My favourite children’s books have not always saved me; we cannot be saved from everything. Some experiences live in our bones. When my mother died, all the stories came to haunt me; my house blown down by the Big Bad Wolf. I was stuck on the last page of all the children’s books I had read: The End. A beeline of “ends” and “forevers” – ubiquitous words in children’s literature, swarmed me and plagued my mind, making me think of both finitude and infinity.

Some people find it strange that I still read Roald Dahl’s Matilda; but there’s a certain joy that only exists in children’s books that helps me when I’m morose. Being an adult shouldn’t mean I have to stick to one book. Meaningful sentences can be found everywhere; in forgotten birthday cards, graffiti sprawled across subways, scratched into the walls we face and within children’s literature.
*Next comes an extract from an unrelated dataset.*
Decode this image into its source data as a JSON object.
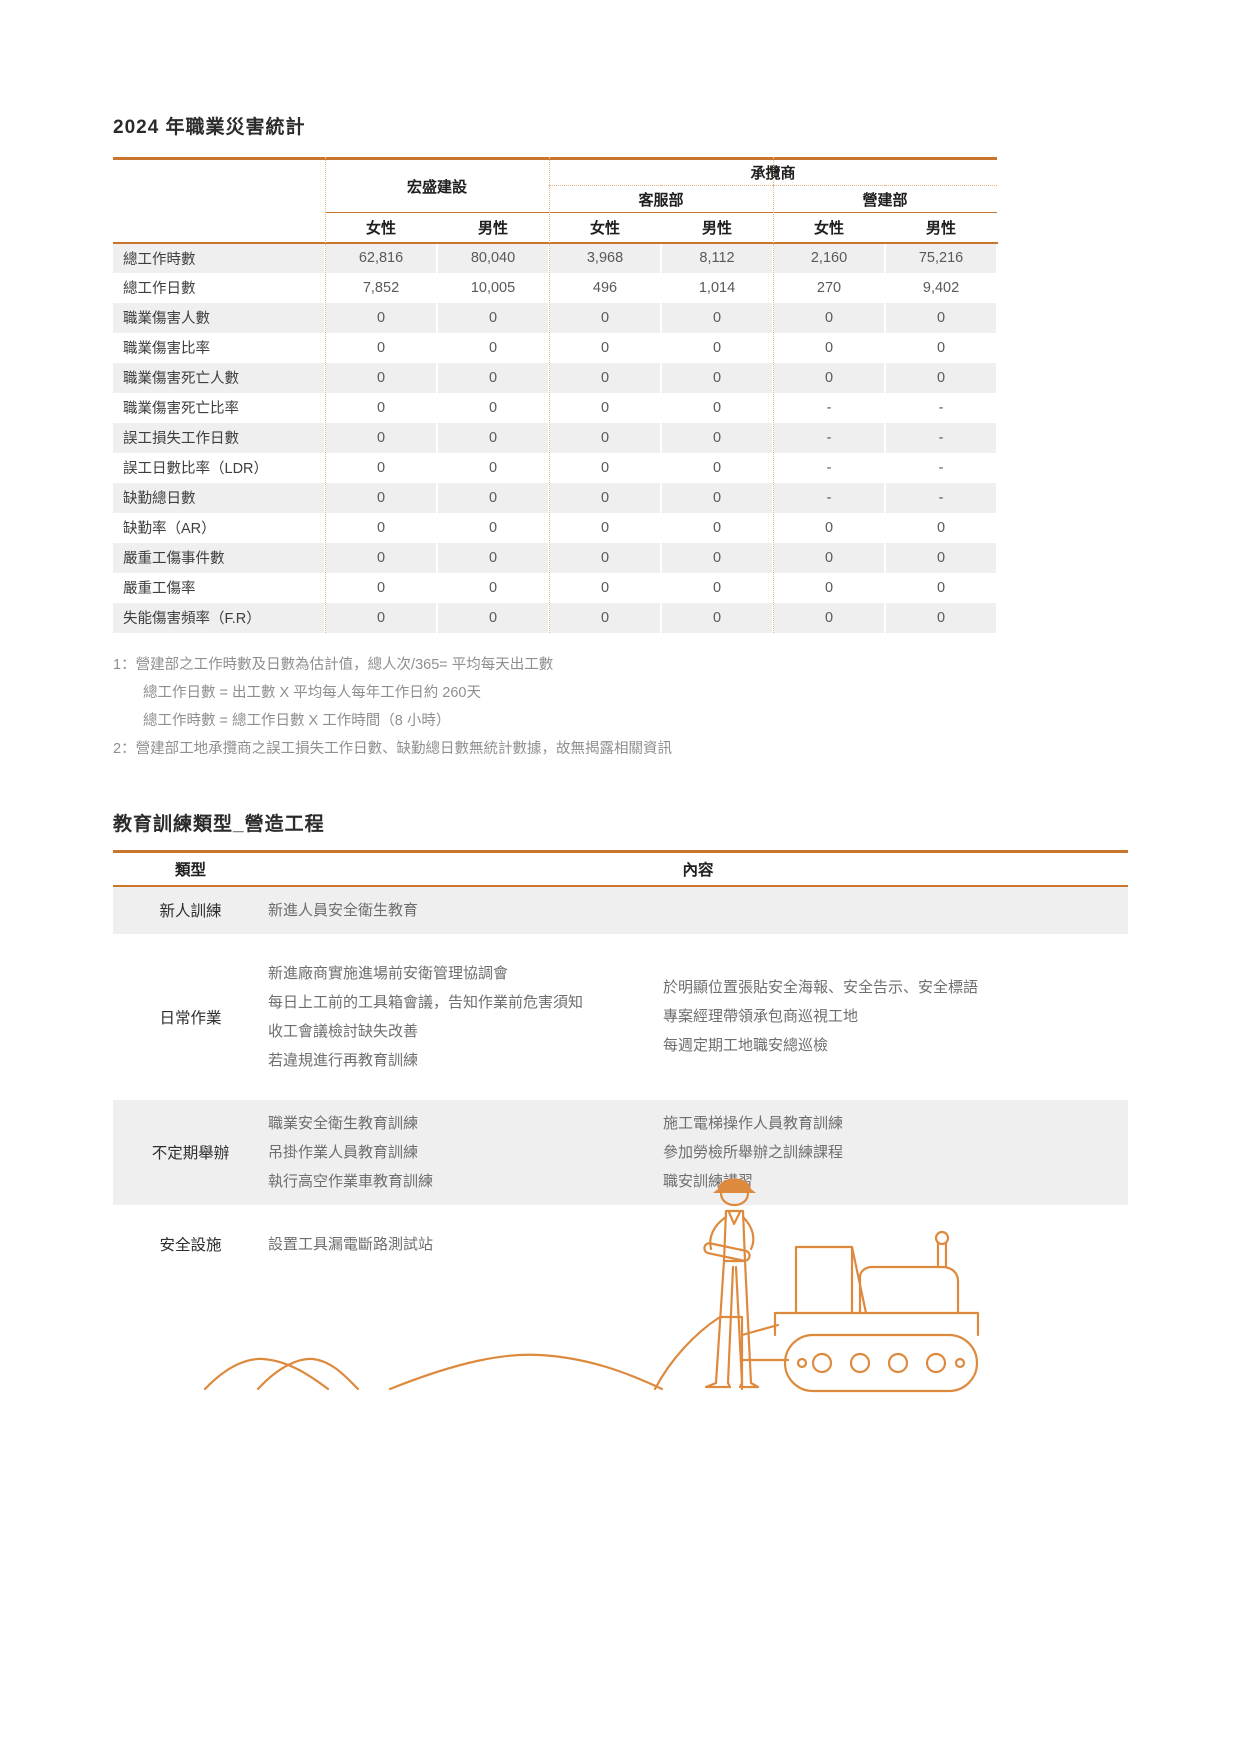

My life is enriched with Janet and Allan Ahlberg’s The Jolly Postman. I like to think I see the world through bright shiny eyes and not through the eyes of a jaded adult. A walk in the woods becomes a world of its own – as does anything we give our attention to. Children’s books are good at making the world both bigger and smaller; bigger in possibilities and smaller in focus. To read children’s literature as an adult means I allow myself to become vulnerable to the fact that life can be more nuanced and full of vagueness at the same time; a tectonic shift in perspective. It’s the same with Philosophy. Who knows where opening up new worlds can take us? Whenever we open ourselves up to a different way of being, we understand more. And we’re more understanding for it.